Winter preparation is all about preparing your bees for next spring and it begins as soon as honey flow is over. To increase your potential for next year, you can’t skip or cheap out.
Here is a quick rundown of how we prep hives for winter. The first thing to note is that if you have a failing queen or hive at this point of the season, it’s usually too late to do much about it. You can requeen into late august, but a hive without brood at this point will likely not make it through the winter. You can add brood frames to the hive from other more productive hives but I don’t take more than a frame per hive to boost another hive. Replacing queens during honey flow works best and younger queens are better and more vigorous than older queens. Some beekeepers replace up to 40% each year.
If you have mite issues, they have to be dealt with as soon as possible. Most beekeepers use oxalic acide with broodless hives. We have had good success with MAQS pads from NOD Apiary Products. We use a half dose (one pad) per hive. We also used it on our 6 frame nucs and it seems to work well.

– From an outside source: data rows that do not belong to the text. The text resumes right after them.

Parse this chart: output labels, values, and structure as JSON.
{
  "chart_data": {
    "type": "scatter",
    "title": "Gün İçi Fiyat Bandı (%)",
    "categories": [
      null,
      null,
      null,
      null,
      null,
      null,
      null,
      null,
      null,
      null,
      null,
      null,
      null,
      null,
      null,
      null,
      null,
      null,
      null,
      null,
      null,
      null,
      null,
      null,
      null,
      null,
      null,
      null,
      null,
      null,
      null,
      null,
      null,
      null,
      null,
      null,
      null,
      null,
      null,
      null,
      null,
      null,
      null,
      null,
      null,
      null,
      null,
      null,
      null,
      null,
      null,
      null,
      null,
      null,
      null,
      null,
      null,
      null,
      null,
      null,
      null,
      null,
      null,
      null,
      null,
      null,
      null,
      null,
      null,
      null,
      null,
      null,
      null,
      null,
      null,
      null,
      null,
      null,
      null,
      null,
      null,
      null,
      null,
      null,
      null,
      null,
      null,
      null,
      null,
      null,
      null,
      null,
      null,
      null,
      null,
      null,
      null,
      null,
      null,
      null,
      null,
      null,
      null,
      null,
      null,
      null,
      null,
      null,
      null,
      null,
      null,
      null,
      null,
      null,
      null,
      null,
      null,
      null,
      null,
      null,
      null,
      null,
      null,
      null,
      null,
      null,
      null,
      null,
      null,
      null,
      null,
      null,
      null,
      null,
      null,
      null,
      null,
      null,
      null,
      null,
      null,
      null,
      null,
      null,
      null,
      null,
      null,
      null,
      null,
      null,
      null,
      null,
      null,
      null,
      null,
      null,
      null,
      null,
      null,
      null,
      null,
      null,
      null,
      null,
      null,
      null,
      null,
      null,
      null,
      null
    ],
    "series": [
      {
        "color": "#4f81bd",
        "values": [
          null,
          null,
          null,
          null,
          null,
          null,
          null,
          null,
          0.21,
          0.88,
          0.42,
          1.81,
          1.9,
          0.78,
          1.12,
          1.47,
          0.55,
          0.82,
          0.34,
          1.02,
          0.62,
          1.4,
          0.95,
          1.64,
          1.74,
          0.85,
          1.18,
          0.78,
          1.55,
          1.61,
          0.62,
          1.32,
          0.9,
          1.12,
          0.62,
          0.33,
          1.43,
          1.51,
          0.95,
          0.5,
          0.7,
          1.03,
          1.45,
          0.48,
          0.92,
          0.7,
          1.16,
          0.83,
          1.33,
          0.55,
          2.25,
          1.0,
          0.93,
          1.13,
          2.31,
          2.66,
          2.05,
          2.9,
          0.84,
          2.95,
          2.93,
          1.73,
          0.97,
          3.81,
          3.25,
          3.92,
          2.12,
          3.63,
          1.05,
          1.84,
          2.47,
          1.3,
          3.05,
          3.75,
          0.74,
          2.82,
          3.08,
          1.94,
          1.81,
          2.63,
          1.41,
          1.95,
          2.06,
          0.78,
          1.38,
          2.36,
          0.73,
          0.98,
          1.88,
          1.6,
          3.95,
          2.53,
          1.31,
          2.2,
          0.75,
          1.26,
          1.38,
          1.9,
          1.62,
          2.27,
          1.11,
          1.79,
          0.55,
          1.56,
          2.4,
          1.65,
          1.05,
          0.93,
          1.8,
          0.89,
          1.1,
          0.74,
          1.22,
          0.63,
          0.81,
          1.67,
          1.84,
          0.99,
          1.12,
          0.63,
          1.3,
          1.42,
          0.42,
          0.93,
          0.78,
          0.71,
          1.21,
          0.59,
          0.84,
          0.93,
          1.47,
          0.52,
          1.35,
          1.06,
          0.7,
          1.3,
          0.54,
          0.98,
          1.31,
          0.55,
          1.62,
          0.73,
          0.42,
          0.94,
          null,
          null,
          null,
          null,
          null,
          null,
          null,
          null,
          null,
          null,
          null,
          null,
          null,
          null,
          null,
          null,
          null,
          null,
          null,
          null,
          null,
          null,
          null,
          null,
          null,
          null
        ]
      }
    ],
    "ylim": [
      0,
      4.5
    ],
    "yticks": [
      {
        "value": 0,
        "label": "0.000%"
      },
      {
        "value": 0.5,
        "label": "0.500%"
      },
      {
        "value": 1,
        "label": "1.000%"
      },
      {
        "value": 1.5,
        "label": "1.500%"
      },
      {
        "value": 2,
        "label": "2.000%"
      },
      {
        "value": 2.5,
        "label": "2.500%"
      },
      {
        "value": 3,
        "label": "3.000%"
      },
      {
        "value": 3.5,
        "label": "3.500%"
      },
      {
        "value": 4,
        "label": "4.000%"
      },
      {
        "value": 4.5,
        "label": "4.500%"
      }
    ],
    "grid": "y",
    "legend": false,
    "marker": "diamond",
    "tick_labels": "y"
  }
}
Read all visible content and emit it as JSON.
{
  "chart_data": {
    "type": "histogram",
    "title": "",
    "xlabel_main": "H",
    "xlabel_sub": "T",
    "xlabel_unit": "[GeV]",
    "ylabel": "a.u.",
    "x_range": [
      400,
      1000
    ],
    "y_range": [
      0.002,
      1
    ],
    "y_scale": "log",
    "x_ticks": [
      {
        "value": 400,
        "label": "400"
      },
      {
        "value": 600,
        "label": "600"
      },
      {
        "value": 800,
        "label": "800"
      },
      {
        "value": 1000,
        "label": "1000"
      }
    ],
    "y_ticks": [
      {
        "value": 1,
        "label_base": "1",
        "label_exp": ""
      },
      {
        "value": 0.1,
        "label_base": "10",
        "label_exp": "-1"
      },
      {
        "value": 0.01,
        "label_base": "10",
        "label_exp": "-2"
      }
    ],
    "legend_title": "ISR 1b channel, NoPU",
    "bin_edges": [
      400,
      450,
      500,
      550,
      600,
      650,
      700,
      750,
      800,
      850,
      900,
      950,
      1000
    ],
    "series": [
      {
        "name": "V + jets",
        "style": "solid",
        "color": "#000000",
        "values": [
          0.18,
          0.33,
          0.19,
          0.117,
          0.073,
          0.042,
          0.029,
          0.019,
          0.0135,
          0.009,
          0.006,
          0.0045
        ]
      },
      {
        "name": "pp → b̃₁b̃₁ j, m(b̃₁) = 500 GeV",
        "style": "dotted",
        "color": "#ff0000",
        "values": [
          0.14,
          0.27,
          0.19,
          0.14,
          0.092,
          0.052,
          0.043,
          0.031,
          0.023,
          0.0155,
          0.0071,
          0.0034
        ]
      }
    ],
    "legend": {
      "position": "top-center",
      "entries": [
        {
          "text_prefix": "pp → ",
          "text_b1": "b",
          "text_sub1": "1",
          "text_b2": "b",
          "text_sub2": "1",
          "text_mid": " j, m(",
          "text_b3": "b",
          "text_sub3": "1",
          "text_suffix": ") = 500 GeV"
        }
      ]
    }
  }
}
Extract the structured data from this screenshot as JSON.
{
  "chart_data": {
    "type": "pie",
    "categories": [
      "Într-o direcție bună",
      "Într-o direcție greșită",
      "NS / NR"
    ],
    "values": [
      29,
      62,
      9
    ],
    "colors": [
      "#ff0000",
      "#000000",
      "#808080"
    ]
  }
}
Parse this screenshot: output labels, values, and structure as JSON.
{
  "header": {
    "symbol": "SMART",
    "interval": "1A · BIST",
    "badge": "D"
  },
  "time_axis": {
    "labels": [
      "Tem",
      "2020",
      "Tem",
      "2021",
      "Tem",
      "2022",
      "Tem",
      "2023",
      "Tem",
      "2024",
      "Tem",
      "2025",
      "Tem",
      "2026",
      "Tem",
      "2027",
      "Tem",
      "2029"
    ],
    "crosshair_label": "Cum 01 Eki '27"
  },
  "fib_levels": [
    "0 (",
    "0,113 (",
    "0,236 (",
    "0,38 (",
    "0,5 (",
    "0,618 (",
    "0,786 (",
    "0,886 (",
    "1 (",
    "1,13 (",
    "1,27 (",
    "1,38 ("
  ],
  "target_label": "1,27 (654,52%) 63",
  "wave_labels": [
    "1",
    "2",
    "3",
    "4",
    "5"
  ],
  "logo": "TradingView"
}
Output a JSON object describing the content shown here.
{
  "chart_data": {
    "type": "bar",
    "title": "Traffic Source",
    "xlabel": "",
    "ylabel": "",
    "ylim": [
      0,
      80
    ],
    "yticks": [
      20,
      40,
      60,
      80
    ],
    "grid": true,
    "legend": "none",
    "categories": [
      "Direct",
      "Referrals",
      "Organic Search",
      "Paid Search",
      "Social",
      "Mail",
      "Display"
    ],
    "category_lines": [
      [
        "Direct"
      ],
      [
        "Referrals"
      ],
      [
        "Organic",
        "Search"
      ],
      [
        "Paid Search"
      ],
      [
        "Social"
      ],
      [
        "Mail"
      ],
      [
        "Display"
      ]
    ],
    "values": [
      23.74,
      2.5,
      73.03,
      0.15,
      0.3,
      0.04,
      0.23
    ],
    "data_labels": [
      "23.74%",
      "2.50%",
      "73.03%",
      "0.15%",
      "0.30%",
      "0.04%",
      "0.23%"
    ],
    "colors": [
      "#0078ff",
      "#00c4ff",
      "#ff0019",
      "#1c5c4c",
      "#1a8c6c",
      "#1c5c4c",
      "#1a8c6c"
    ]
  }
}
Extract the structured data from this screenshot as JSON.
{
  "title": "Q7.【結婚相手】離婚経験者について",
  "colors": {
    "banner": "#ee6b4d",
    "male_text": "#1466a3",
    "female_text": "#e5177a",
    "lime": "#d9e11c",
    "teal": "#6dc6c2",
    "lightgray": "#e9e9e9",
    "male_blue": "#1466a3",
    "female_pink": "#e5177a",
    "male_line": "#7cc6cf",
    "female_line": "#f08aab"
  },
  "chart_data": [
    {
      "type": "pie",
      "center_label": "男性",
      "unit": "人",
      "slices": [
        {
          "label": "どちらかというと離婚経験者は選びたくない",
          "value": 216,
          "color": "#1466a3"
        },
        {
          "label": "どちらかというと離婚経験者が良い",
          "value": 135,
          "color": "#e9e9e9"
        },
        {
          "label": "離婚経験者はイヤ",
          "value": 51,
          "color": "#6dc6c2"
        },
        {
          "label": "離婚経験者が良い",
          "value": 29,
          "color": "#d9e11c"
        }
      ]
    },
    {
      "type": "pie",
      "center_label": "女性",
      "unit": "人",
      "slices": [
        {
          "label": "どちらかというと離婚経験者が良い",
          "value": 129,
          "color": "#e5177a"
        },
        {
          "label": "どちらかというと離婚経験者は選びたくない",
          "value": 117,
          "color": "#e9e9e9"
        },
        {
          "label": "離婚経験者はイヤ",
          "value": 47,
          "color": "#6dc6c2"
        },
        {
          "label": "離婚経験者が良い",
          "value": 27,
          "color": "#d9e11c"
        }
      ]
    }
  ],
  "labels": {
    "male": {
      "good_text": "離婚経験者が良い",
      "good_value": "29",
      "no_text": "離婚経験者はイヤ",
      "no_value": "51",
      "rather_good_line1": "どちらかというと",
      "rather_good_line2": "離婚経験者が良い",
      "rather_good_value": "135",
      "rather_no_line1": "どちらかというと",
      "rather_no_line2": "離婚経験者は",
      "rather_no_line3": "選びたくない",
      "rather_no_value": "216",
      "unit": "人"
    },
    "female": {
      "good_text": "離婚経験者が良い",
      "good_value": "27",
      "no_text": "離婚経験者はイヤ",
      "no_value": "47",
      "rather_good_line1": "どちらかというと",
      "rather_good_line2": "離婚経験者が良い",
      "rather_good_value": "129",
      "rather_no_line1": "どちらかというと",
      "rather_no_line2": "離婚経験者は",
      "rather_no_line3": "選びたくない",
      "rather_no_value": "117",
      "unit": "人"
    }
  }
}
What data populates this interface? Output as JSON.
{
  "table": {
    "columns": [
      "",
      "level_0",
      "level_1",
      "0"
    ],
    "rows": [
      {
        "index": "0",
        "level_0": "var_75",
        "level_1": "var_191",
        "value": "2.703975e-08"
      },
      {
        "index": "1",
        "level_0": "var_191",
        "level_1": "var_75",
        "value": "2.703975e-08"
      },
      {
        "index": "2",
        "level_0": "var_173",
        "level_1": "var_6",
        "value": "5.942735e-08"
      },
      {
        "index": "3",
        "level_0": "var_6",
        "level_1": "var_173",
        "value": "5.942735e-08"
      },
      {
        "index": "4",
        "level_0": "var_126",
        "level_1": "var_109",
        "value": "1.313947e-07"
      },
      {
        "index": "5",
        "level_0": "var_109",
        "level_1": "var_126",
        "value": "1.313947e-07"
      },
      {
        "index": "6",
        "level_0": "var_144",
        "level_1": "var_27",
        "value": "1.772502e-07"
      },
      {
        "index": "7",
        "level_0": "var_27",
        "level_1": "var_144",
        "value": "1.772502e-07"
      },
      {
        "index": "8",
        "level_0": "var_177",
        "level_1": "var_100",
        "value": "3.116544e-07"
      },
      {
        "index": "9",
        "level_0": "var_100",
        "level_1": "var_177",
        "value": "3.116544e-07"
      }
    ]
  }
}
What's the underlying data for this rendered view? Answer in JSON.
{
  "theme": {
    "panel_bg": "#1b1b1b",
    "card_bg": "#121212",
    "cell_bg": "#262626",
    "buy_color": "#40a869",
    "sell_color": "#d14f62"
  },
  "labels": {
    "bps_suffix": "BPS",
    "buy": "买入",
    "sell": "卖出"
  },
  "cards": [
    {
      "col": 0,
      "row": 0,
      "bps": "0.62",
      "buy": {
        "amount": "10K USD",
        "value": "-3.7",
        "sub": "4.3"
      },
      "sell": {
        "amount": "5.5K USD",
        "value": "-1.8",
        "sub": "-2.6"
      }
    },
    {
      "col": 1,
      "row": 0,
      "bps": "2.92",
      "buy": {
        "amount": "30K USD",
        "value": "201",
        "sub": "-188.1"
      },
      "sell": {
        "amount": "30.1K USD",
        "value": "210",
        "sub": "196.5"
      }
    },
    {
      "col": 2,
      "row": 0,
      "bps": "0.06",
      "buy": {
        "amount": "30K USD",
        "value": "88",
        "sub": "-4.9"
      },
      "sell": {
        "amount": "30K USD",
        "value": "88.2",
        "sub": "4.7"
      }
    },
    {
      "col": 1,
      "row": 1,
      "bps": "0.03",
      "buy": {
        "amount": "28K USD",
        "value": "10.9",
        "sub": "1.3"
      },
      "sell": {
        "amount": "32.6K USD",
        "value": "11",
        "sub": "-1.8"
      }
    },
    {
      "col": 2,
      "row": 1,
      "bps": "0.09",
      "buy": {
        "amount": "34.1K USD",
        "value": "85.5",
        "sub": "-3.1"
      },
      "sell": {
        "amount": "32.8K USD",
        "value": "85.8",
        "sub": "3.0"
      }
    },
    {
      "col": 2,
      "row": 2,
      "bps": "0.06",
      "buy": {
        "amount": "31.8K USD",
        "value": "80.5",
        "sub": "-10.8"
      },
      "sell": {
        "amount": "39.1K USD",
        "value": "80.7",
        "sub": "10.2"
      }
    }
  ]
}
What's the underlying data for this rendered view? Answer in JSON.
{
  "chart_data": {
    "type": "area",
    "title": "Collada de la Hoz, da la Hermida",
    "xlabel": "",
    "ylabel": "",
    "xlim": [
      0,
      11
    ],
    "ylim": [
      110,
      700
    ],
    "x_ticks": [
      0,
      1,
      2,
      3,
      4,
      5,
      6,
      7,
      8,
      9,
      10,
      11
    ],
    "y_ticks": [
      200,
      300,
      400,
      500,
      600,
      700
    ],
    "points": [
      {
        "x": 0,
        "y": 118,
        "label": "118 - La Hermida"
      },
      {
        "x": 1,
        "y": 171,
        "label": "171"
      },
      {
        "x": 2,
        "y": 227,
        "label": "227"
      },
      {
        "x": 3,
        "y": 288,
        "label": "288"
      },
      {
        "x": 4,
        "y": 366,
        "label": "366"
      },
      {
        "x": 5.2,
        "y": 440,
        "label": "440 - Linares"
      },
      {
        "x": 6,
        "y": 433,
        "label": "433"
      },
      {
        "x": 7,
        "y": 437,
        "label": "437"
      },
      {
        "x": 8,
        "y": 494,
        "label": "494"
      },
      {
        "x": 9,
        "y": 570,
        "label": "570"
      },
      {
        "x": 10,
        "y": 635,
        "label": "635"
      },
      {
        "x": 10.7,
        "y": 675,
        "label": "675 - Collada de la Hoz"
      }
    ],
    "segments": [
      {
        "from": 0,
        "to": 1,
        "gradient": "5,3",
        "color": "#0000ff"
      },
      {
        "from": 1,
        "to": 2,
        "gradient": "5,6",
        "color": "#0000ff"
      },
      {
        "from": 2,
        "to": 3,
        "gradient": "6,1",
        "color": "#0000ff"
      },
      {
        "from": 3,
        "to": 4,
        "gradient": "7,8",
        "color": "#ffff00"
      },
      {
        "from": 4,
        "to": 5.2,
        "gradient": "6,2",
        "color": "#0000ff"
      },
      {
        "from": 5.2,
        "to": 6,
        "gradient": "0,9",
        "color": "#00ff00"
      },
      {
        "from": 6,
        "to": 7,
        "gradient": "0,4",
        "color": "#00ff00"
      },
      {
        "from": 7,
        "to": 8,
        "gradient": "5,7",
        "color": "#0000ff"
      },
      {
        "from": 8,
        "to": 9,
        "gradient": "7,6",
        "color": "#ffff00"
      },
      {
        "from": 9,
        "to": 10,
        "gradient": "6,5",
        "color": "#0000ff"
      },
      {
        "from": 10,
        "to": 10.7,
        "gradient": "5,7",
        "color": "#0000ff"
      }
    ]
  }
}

After all the honey is taken off the hives and our hives are down to single brood chamber, it’s feeding time. I usually feed within a week or two of taking off honey. Productive queens could have filled frames with brood and they could be starving if left without food for too long. Every hive gets about 25 liters of sucrose syrup. I have also used fructose for feed and have not seen any difference when using it.
Here are the two methods of feeding we use.
- Inverted pail method: This is probably the most used method by many beekeepers because you know exactly how much feed is going into the hive. It also works well in all-weather types and bees don’t need to leave the hive to get feed. It does however require a lot of manual labour to carry pails, invert them and refill as necessary. We use 2.5 gallon pails to feed with a 2 inch mesh. In spring, we use 1 gallon pails and feed about 2 quarts per hive using this method. One risk associated with this method is leaky pails that can flood a hive and kill most of the bees inside.
- Rob feeding: This is a method used by many commercial beekeepers because it’s less labor intensive and you can feed many hives at once. It involves filling barrels with feed, adding a floating device and have bees rob them out. The advantages are less labor and it’s a quick feeding method. For this reason, this has become our main feeding method for fall feeding. The disadvantages are that it’s weather depending and bees can transmit mites by the communal nature of feeding. If you’re planning on using this method, you also cannot be within 3 miles of another beekeeper.
We may also feed pollen patties in the fall just to give bees an extra bit of pollen coming into winter. We have had success without feeding pollen but a little extra can’t hurt right?